Postgraphile in Production: What to do and not do.

Han
8 min readMar 26, 2022

Postgraphile is a very performative one click Graphql server. We tried it three years ago and really liked it and have been using it ever since. However, as our business grows, we came across a number of pain points that makes our api server unbearable. A number of design flaws were revealed as the data size grows. I compiled a list of things that we should have enforced at the beginning before it is too hard to refactor.

Don’ts

Don’t use connection-filter plugins without understanding the consequence.

There are several plugins that makes front end developer’s life very easy, such as connection-filter. As a backend developer, it was very tempting to just enable this plugin so that front end developer don’t have to ask backend to create new api or resolvers, they could just use some filter and get the data. However, as the nature of any application is to be backward compatible, once you enable this plugin, it is almost impossible to disable it in the future. Things soon get out of hand, some intern or junior developer end up injecting some crazy filters that worked ok with less data, but two years later, exploded on our face. It took quite a while to track that down due to a bunch of mixed issues which I will cover later. Instead, try to manually use makeAddPgTableConditionPlugin, it takes some time at beginning, but trust me it will worth it. It makes refactoring much easier.

Of course, it is a very useful plugin and I am definitely not saying don’t use it, I just mean when you do use it, really make sure your team member understands the limitation of the plugin and use e2e test to ensure it does not break.

Don’t make expensive computed_columns

Postgraphile makes it so easy to add new fields to existing models, you just have to make a pg function named a specific way([model]_[field_name]), it will appear in [model] as a new field [field_name]. But it is very crucial to make it not expensive. Adding aggregate functions and such almost inevitably will have a scale issue. It might be ok now, but once data size grows, you get paged at night.

Also, when you added an computed_column, at some point later project manager may ask you if they can fetch data with filters on this field, or order by this field, then you added a makeAddPgTableOrderByPlugin and because this pg function is calculated for every record in the table in order to do the OrderBy, it may very lightly be slower and slower.
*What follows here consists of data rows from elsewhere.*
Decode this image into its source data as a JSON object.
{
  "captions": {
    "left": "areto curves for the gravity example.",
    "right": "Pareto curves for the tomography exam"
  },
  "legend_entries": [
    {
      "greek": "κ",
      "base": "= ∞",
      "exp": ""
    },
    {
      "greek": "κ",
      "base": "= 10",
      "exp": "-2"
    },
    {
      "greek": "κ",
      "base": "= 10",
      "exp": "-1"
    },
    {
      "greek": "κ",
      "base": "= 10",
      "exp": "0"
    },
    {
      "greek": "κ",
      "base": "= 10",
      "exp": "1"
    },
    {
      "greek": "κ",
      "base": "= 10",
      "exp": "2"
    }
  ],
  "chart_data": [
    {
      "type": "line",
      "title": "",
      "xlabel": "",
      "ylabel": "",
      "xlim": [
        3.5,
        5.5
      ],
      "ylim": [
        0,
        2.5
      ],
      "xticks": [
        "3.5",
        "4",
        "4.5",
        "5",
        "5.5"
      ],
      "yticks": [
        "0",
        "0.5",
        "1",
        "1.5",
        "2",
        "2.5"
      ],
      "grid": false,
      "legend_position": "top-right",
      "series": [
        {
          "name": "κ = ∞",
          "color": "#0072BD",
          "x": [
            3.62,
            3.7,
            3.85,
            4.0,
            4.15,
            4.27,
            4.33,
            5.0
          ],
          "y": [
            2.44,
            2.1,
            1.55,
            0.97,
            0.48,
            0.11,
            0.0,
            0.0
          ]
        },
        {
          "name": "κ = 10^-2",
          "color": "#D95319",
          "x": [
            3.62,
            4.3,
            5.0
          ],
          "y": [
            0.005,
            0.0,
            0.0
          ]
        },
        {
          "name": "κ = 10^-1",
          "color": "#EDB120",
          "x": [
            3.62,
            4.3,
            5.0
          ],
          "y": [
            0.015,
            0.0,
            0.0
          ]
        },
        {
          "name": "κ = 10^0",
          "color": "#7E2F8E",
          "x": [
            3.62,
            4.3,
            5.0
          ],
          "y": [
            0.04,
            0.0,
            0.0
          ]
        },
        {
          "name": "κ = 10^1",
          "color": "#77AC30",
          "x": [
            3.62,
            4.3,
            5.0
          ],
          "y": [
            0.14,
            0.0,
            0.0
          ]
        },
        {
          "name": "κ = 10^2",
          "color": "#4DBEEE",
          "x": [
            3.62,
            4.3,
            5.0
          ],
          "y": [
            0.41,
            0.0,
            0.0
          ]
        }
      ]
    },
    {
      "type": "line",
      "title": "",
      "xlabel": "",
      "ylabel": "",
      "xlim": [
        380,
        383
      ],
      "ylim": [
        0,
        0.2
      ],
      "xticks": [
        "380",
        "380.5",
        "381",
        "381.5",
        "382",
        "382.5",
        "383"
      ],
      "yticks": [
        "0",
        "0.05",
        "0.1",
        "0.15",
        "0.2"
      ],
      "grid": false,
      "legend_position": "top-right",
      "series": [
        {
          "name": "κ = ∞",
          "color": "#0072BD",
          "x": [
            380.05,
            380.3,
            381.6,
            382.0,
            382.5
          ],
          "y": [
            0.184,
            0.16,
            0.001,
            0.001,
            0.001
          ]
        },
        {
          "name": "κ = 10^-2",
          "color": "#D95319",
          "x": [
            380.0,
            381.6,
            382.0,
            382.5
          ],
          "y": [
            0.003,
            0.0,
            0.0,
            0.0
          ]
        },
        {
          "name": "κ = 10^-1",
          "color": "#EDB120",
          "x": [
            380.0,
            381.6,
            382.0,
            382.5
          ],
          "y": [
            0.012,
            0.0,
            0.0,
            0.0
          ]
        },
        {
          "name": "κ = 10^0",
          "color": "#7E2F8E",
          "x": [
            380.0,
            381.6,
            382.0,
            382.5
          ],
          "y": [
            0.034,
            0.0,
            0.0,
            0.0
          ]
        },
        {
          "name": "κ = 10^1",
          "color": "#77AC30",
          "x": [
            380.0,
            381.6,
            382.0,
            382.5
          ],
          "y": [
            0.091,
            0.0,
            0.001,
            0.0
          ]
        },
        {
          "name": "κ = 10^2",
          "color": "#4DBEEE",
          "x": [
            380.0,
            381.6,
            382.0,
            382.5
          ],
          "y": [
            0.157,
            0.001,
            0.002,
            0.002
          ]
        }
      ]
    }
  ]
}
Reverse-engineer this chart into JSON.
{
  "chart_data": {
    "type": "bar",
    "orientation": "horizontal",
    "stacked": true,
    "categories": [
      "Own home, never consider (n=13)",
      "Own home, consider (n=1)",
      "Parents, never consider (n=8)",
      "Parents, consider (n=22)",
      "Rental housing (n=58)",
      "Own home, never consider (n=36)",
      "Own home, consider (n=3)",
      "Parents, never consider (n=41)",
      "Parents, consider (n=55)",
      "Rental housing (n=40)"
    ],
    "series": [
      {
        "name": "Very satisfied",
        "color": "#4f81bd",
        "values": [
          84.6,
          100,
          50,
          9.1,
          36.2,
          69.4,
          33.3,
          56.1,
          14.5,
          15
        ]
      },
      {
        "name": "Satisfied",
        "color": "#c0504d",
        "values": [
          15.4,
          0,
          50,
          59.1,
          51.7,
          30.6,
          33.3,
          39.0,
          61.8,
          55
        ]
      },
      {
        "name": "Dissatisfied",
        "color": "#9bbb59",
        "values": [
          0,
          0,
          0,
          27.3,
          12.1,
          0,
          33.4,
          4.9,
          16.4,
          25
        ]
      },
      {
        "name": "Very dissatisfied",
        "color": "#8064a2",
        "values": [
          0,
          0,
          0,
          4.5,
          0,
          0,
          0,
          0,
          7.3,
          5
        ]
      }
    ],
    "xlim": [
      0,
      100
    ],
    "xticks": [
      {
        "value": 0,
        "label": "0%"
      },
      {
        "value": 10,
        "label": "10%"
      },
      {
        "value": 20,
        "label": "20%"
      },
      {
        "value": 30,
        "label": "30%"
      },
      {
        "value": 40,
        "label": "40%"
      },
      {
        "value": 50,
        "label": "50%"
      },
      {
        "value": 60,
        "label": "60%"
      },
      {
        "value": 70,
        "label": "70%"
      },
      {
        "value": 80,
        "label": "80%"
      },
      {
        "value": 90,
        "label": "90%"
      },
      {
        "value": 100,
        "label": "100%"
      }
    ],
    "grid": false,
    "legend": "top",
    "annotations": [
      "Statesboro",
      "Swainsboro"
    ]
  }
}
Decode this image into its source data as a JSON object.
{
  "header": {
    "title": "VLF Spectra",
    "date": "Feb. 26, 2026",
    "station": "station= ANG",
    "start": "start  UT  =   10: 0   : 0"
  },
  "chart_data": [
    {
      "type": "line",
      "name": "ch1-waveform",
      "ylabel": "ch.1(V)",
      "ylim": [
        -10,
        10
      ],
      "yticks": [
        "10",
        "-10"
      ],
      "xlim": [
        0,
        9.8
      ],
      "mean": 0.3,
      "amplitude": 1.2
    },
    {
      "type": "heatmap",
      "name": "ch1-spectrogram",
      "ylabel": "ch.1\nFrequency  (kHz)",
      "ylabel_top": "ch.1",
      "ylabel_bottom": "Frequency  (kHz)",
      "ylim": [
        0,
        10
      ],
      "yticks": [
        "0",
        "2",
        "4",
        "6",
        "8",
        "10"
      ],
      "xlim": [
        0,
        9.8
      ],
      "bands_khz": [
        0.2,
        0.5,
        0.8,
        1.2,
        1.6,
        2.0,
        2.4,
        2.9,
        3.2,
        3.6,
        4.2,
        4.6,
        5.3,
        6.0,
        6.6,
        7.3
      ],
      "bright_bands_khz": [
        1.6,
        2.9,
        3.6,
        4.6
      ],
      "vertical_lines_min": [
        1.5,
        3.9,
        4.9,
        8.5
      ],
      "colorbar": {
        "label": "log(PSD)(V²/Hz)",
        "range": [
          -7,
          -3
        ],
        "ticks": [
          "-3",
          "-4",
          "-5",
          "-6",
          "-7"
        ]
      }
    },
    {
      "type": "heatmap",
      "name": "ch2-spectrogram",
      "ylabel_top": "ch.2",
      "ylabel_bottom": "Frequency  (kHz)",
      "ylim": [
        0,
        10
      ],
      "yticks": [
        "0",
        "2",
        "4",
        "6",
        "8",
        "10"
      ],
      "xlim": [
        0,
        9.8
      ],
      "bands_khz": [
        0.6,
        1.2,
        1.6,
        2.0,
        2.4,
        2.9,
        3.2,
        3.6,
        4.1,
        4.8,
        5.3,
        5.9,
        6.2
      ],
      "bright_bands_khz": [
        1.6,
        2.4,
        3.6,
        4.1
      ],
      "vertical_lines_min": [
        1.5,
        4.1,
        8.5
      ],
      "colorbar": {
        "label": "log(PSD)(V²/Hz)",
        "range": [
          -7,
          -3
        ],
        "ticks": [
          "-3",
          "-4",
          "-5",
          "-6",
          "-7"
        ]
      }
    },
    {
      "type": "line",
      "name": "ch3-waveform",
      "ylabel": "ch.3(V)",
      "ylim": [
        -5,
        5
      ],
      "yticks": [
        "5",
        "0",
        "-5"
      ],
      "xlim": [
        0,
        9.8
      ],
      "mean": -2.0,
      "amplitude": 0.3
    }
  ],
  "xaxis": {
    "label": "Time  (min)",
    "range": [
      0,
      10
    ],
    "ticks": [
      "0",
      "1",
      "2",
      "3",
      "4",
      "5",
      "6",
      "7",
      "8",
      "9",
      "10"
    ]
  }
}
My company’s table grows exponentially in the past 3 years and we started to notice a lot of these computed_columns taking too much resources and even break the entire database.

Don’t make expensive views

I know I said “ pg function is calculated for every row” before, but postgresql may be smart enough to inline the function SQL into the main SQL and do some rearranging and speed up the process dramatically. Same kind of optimization also applies to PgViews, sometimes it is applied to views better than pg functions. Obviously with the power of PgViews, and smartTag foreignKeys, it is very easy to extend a model with more fields. For example

type User {
id Int
Name String
}
# This is a view with a fake foreign key comment on the table so # these two models are associated.
type UserInfo {
userId Int
postCount Int
avgReview Float
}

But it is also very important to now keep in mind if scaling issue of views. We had a tree structure models in our database, a service that go through a number of changes (happened in any time) and end up with a final price.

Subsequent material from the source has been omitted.